# Is this a Cree XP-G R6 on the photo?



## BruceWillEs (Jun 14, 2010)

Or what emitter is that??? 






I found this emitter inside my German "LiteXpress Workx 502", which, by the way, features a nice focus function.


----------



## monkeyboy (Jun 14, 2010)

That's a luxeon rebel.

The cree XP-G binning structure goes like this anyway: ... R3, R4, R5, S2, S3 ...


----------



## vvs (Jun 14, 2010)

It's resistor number. After R5 flux bin in cree specs will be S2: Q2-Q5 R2-R5 S2...


----------



## astanapane (Jun 14, 2010)

luxeon rebel thing.http://www.led-tech.de/en/High-Power-LEDs-Luxeon/Luxeon-REBEL/Luxeon-REBEL-LT-1094_49_85.html


----------



## daf3m (Jun 14, 2010)

"German" by Favourlight(Hong Kong) coded as ALX-921R94C

http://favourlight.com/1/#products/ALX-921R94C

Rebel 90 emitter.
Cheers!


----------



## BruceWillEs (Jun 14, 2010)

daf3m said:


> "German" by Favourlight(Hong Kong) coded as ALX-921R94C
> 
> http://favourlight.com/1/#products/ALX-921R94C
> 
> ...




Hmmmm! I didn't get it. Who is now the real manufacturer, Favourlight (Hong Kong) or LiteXpress (Germany)?


----------



## daf3m (Jun 14, 2010)

Unfortunately Favourlight is the manufacturer for 3rd party companies which order colour and brand engraving on the flashlight.


----------



## BruceWillEs (Jun 14, 2010)

daf3m said:


> Unfortunately Favourlight is the manufacturer for 3rd party companies which order colour and brand engraving on the flashlight.




I still don't get it, due to my bad english.

- Favourlight is actually producing this light, but LiteXpress sells it with its label on it?

- Which company developped this light?


----------



## daf3m (Jun 14, 2010)

Precisely .It is designed & manufactured at Hong Kong by Favourlight. Have a tour on their site ..they have a great variety of torches.

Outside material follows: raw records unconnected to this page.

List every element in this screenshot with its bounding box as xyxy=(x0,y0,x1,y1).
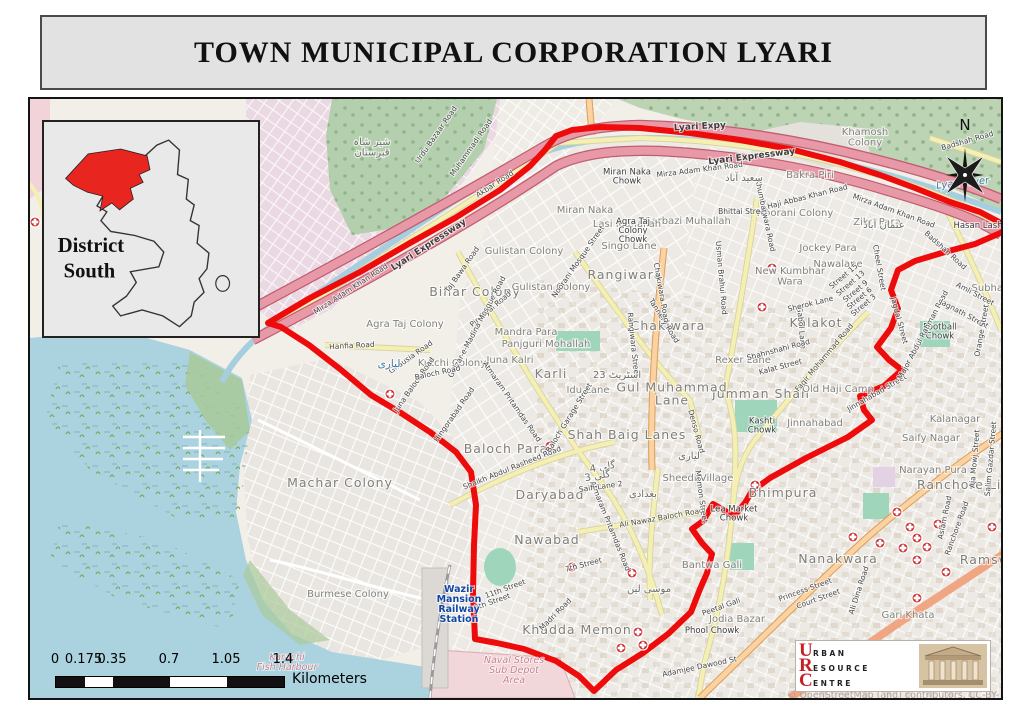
map-label: Daryabad xyxy=(515,487,584,502)
scale-tick: 0.7 xyxy=(159,652,180,667)
map-label: Old Haji Camp xyxy=(802,384,874,395)
page-title: TOWN MUNICIPAL CORPORATION LYARI xyxy=(194,36,833,70)
map-label: لیاری xyxy=(378,358,401,370)
urc-word: ENTRE xyxy=(813,679,853,688)
map-label: Hasan Lash xyxy=(953,221,1001,231)
map-label: Mandra Para xyxy=(495,327,558,338)
map-label: Gulistan Colony xyxy=(485,246,564,257)
hospital-icon xyxy=(912,533,922,543)
map-label: Kalanagar xyxy=(930,414,981,425)
urc-building-image xyxy=(919,644,987,688)
compass-rose: N xyxy=(928,110,1002,210)
hospital-icon xyxy=(898,543,908,553)
hospital-icon xyxy=(848,532,858,542)
map-label: موسی لین xyxy=(627,584,671,595)
compass-north-label: N xyxy=(959,116,970,134)
map-label: سعید آباد xyxy=(725,171,763,184)
hospital-icon xyxy=(616,643,626,653)
title-bar: TOWN MUNICIPAL CORPORATION LYARI xyxy=(40,15,987,90)
map-label: Gari Khata xyxy=(881,610,934,621)
map-label: Burmese Colony xyxy=(307,589,389,600)
hospital-icon xyxy=(941,567,951,577)
inset-district-map: District South xyxy=(42,120,260,338)
hospital-icon xyxy=(638,640,648,650)
map-label: Agra TajColonyChowk xyxy=(616,217,650,245)
map-label: Ramswami xyxy=(960,552,1001,567)
map-label: Saify Nagar xyxy=(902,433,961,444)
map-label: KhamoshColony xyxy=(842,127,888,149)
hospital-icon xyxy=(905,522,915,532)
hospital-icon xyxy=(385,389,395,399)
hospital-icon xyxy=(892,507,902,517)
hospital-icon xyxy=(633,627,643,637)
scale-unit-label: Kilometers xyxy=(292,671,367,687)
scale-bar: 0 0.175 0.35 0.7 1.05 1.4 Kilometers xyxy=(45,652,385,696)
map-label: Panjguri Mohallah xyxy=(502,339,591,350)
hospital-icon xyxy=(912,555,922,565)
scale-tick: 0.175 xyxy=(65,652,102,667)
map-label: KashtiChowk xyxy=(748,417,776,436)
map-label: Bakra Piri xyxy=(786,170,834,181)
map-label: بغدادی xyxy=(629,489,657,500)
scale-tick: 0.35 xyxy=(98,652,127,667)
urc-letter: C xyxy=(799,674,813,688)
map-label: Phool Chowk xyxy=(685,626,739,636)
map-label: عثمان آباد xyxy=(863,218,904,231)
map-label: Narayan Pura xyxy=(899,465,967,476)
map-label: Agra Taj Colony xyxy=(366,319,443,330)
scale-tick: 1.05 xyxy=(212,652,241,667)
map-label: Bantwa Gali xyxy=(682,560,742,571)
map-label: Karli xyxy=(535,366,568,381)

I own a few of them ,M-flare ,SOS-flare ,Alpin ,all made my Favourlight.Medium quality stuff i 'd rather say.


----------



## twilightworld (Jul 20, 2010)

BruceWillEs said:


> Hmmmm! I didn't get it. Who is now the real manufacturer, Favourlight (Hong Kong) or LiteXpress (Germany)?


 
I have worked in a factory to be factory leader for four years, which is the real manufacturer of Fvourlight and LiteXpress. :wave:The factory is in Dongguan City,Guangdong Province ,PRC. It's named "Shenshi".
More than 2000 people work in there!


----------



## Unclemonkey (Jul 20, 2010)

That emitter looks like crap! what ever it is I'd throw it away.:sick2:


----------



## Sgt. LED (Jul 20, 2010)

The Rebel isn't too bad really! Doesn't waste too much energy as heat, had a small footprint, and the color redering is usually decent too.
Rebel was tiny before Cree tried it!


----------



## Black Rose (Jul 20, 2010)

Sgt. LED said:


> The Rebel isn't too bad really! Doesn't waste too much energy as heat, had a small footprint, and the color redering is usually decent too.
> Rebel was tiny before Cree tried it!


A lot of folks automatically dismiss any the newer products from Lumileds due to the issues with previous LEDs they produced, but the Rebel is a great LED IMHO.


----------



## kramer5150 (Jul 20, 2010)

The rebel is a serviceable emitter with the right reflector it has really nice beam profile. The recall almost killed the rebel line entirely, but there are some lights that use them. They are out-gunned by the cree XP emitters though, generating more heat per Lumen unit of output (IIRC).


----------



## Curt R (Jul 21, 2010)

At Light Fare in Vegas two years ago we were offered 1 or 3 watt LED lights with either 2 x AA or CR123A 
batteries, packaged with our name ready for sale at 12 for $48.00 delivered. That's $4.00 USD each 
with a suggested retail price of $39.95. (We pay more than that just for each Cree XPG-R5 that we use 
in our lights). When I have talked to our LED suppliers from Cree and Seoul, they complain that some 
makers of lights in China will buy a small contract of 'real LEDs' to show that they are using 'real name 
brand LEDs' in their lights to potential customers. Most of the lights produced use counterfeit LEDs made 
in China. There is no way that a $4.00 light can be produced using a $2.20 'real' contract price LED and sell 
it for $4.00 packaged, machined with electronics and batteries at that price, no mater how cheep the labor is. 
The LED in that light may or may not be a 'real' Rebel, there is no way of telling. When you buy a branded light, 
there is no way of telling how good the light really is or how long it will last. Some are very good, others are 
junk no matter how they look, or how much you pay for it. 

My rant for today.

Curt


----------